Taking one of her most personal songs off her recent release The Hardest Part full circle, Noah Cyrus teamed up with her father, Billy Ray Cyrus for the first time, for a duet of the opening track “Noah (Stand Still).”
Centered around a heartfelt and encouraging message Billy Ray gave to Noah when she needed it the most, the father-daughter union, a first collaboration for the pair, takes the track where it was meant to be, with both taking on verses. “Stand Still” moves around the young Cyrus’ emotional reveal: When I turned twenty, I was overcome / With the thought that I might not turn twenty-one / Death upon my doorstep, if I took just one more step / There’d be nothing left of me except these songs, and the repeated words of her dad in chorus And my father told me, Noah, when you don’t know where you’re goin’ / Just stand still, soon enough you will / And when all the hope and joy you feel turns into paranoia / ‘Cause it will, remember just stand still.
“Noah (Stand Still)” documents a year when everything turned upside down—and eventually right-side up—for the 22-year-old artist, who was dealing with overwhelming loss and heartache and reached a point of self-renewal. Now six years since debuting with “Make Me (Cry)” at 16, The Hardest Part is full of Cyrus’ most raw and real revelations.
“These songs all mean so much to me,” said Cyrus in a statement. “They’re straight from my heart, my brain, and my body. Every song is important to the story, and for the first time I’m revealing my complete and honest truth.”
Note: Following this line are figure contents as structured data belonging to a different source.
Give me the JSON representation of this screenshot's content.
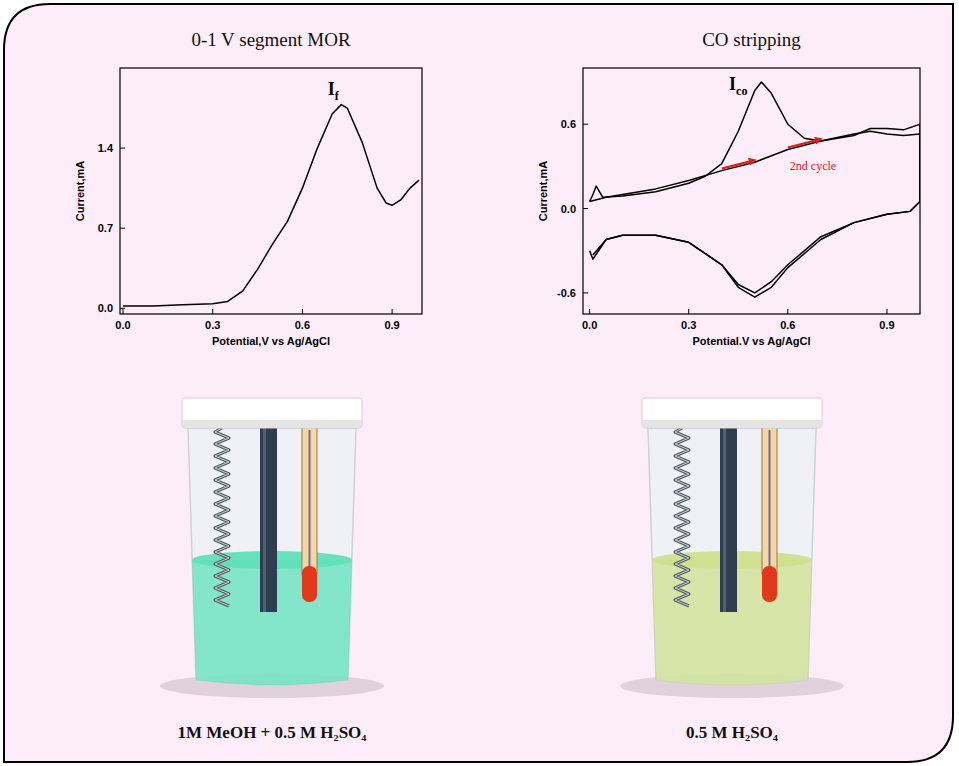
{
  "chart_data": [
    {
      "type": "line",
      "title": "0-1 V segment MOR",
      "x_label": "Potential,V vs Ag/AgCl",
      "y_label": "Current,mA",
      "xlim": [
        -0.01,
        1.0
      ],
      "ylim": [
        -0.05,
        2.1
      ],
      "xticks": [
        {
          "value": 0,
          "label": "0.0"
        },
        0.3,
        0.6,
        0.9
      ],
      "yticks": [
        {
          "value": 0,
          "label": "0.0"
        },
        0.7,
        1.4
      ],
      "grid": false,
      "annotations": [
        {
          "text": "I",
          "subscript": "f"
        }
      ],
      "series": [
        {
          "color": "#000000",
          "x": [
            0,
            0.1,
            0.2,
            0.3,
            0.35,
            0.4,
            0.45,
            0.5,
            0.55,
            0.6,
            0.65,
            0.7,
            0.73,
            0.75,
            0.8,
            0.85,
            0.88,
            0.9,
            0.93,
            0.96,
            0.99
          ],
          "values": [
            0.02,
            0.02,
            0.03,
            0.04,
            0.06,
            0.15,
            0.34,
            0.56,
            0.76,
            1.05,
            1.4,
            1.7,
            1.78,
            1.75,
            1.45,
            1.05,
            0.92,
            0.9,
            0.95,
            1.05,
            1.12
          ]
        }
      ]
    },
    {
      "type": "line",
      "title": "CO stripping",
      "x_label": "Potential.V vs Ag/AgCl",
      "y_label": "Current,mA",
      "xlim": [
        -0.02,
        1.0
      ],
      "ylim": [
        -0.75,
        1.0
      ],
      "xticks": [
        {
          "value": 0,
          "label": "0.0"
        },
        0.3,
        0.6,
        0.9
      ],
      "yticks": [
        -0.6,
        {
          "value": 0,
          "label": "0.0"
        },
        0.6
      ],
      "grid": false,
      "annotations": [
        {
          "text": "I",
          "subscript": "co"
        },
        {
          "text": "2nd cycle",
          "color": "#e0201b"
        }
      ],
      "series": [
        {
          "color": "#000000",
          "x": [
            0,
            0.01,
            0.02,
            0.04,
            0.1,
            0.2,
            0.3,
            0.35,
            0.4,
            0.45,
            0.5,
            0.52,
            0.55,
            0.6,
            0.65,
            0.7,
            0.8,
            0.85,
            0.9,
            0.95,
            1.0,
            1.0,
            0.97,
            0.9,
            0.8,
            0.7,
            0.6,
            0.55,
            0.5,
            0.45,
            0.4,
            0.3,
            0.2,
            0.1,
            0.05,
            0.01,
            0.0
          ],
          "values": [
            0.05,
            0.1,
            0.16,
            0.08,
            0.09,
            0.12,
            0.18,
            0.23,
            0.32,
            0.55,
            0.84,
            0.9,
            0.82,
            0.6,
            0.5,
            0.48,
            0.52,
            0.57,
            0.57,
            0.56,
            0.6,
            0.05,
            -0.02,
            -0.04,
            -0.1,
            -0.22,
            -0.42,
            -0.56,
            -0.63,
            -0.56,
            -0.4,
            -0.24,
            -0.19,
            -0.19,
            -0.22,
            -0.36,
            -0.3
          ]
        },
        {
          "color": "#000000",
          "x": [
            0,
            0.05,
            0.1,
            0.2,
            0.3,
            0.4,
            0.5,
            0.6,
            0.7,
            0.8,
            0.85,
            0.9,
            0.95,
            1.0,
            1.0,
            0.97,
            0.9,
            0.8,
            0.7,
            0.6,
            0.55,
            0.5,
            0.45,
            0.4,
            0.3,
            0.2,
            0.1,
            0.05,
            0.01
          ],
          "values": [
            0.05,
            0.08,
            0.1,
            0.14,
            0.2,
            0.27,
            0.33,
            0.42,
            0.48,
            0.53,
            0.55,
            0.53,
            0.52,
            0.53,
            0.05,
            -0.02,
            -0.04,
            -0.1,
            -0.2,
            -0.4,
            -0.52,
            -0.6,
            -0.54,
            -0.4,
            -0.24,
            -0.19,
            -0.19,
            -0.22,
            -0.33
          ]
        }
      ]
    }
  ],
  "beakers": [
    {
      "label": "1M MeOH + 0.5 M H₂SO₄",
      "color": "#5fe0b9"
    },
    {
      "label": "0.5 M H₂SO₄",
      "color": "#cfe08f"
    }
  ]
}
Throughout The Hardest Part, produced by Mike Crossey (Arctic Monkeys, 1975), Cyrus bares the realities of her substance abuse, an addiction to Xanax she conquered in 2020, the after-effects of a toxic relationship—documented in track “Mr. Percocet”—along with grief, and ensuing suicidal thoughts, which she began facing head-on in 2020.
“I had a death wish,” revealed Cyrus. “Soon after I started having all this music success I was introduced to downers, which gradually took over my life the next couple of years. By 2020 I was at my lowest low—I was suicidal and in an unhealthy co-dependent relationship. I was choosing drugs over my family, my friendships, myself—everything, and when the pandemic hit it gave me an excuse to further isolate myself.”
Depressed and overcome with anxiety, Cyrus also had to deal with the loss of her beloved grandmother, which unexpectedly led to a “moment of clarity” for the artist.
“When she died, I wanted to be there for my mom, but was so emotionally and physically gone,” shared Cyrus. “I felt an enormous amount of guilt and the whole situation made me re-assess a lot of my decisions the past few years. Around the same time, I got out of my toxic relationship and weighed out my options—life or death. I wanted to find purpose and hope. So, I chose life.”
Cyrus, who reached out for help with her substance abuse, added, “December 15, 2022, will be my second-year anniversary, and I’m experiencing happiness and joy for the first time since I was a little kid.”
Set to kick off her 23-stop headlining tour with her band on Oct. 4, which will start in Phoenix, Arizona, and conclude on Nov. 4 in Los Angeles Cyrus is also scheduled to sit for an intimate evening of conversation and a performance at the Grammy Museum in New York City on Oct. 18.